The record is not clear as to the severity of the blows, if any, delivered by Defendant to Smith in the ear and in the wash. Hair that had been yanked from Smith’s head was found in Benally’s car, but the record is not clear whether Benally or Defendant was responsible for that. (See Tr. Rec. Aug. 9 at 543.) Benally and Defendant told investigators that there was some fighting between Smith and Defendant both in the car and in the wash, but the record is equivocal as to the severity of the fighting and the relative degrees of Benally’s and Defendant’s participation in that fighting. (See Tr. Rec.

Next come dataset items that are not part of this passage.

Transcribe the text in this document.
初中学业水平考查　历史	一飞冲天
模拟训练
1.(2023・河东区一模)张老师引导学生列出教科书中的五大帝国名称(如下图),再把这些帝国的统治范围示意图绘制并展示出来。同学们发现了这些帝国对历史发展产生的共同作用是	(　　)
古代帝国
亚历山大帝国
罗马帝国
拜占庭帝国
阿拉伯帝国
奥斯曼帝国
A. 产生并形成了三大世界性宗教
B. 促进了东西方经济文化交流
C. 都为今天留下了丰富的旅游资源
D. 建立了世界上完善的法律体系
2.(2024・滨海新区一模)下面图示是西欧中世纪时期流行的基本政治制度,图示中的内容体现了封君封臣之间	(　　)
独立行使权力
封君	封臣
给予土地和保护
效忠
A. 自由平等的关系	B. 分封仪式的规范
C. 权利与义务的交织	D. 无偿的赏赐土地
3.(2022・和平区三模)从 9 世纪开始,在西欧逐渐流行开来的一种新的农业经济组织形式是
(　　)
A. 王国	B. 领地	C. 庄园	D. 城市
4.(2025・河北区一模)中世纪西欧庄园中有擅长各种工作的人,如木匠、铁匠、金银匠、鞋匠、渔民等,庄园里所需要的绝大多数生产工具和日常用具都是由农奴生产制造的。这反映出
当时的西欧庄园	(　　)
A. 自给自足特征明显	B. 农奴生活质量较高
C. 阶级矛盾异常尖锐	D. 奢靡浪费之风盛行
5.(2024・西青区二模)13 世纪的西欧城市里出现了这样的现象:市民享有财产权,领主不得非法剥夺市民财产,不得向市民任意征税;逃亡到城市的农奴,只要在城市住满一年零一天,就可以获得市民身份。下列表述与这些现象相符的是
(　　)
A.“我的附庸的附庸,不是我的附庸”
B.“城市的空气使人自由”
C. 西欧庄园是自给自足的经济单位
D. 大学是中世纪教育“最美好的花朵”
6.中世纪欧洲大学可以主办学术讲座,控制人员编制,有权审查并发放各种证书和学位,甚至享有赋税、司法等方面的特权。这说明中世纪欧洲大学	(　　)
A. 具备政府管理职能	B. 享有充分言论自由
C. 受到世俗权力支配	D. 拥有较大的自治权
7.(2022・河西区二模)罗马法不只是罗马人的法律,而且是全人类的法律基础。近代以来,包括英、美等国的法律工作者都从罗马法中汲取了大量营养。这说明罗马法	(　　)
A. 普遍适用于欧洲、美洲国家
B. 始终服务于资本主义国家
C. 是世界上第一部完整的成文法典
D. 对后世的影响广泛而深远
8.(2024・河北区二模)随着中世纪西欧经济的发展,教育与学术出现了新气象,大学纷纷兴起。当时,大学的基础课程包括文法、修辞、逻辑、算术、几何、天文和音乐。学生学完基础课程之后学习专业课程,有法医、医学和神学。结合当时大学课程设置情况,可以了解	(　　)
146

Aug. 13 at 900, 972.) Even though Defendant’s lawful act of self-defense may have terminated at the point when he and Benally placed Smith in Benally’s car, the jury could easily have found on this record that all of the serious bodily injury leading to Smith’s ultimate death had been done to Smith at the hogan and that none of the blows applied to Smith’s person after that were of a nature to result in serious bodily injury or to cause Smith’s death. In short, the jury could have found that after Smith’s beating at the hogan his demise was a foregone conclusion, and that nothing that happened afterward affected or accelerated Smith’s fate — e.g. that Smith received the ruptured liver and head hematoma injuries during the fight at the hogan and that those injuries caused his death. In this way the jury could have found that Defendant caused Smith’s death during the performance of the lawful act of self-defense done with unlawfully excessive force. Thus, I conclude that Defendant was entitled to an involuntary manslaughter instruction.
For the above reasons, I conclude that it was reversible error for the district court to deny Defendant’s requested jury instruction on involuntary manslaughter. Accordingly, I respectfully DISSENT.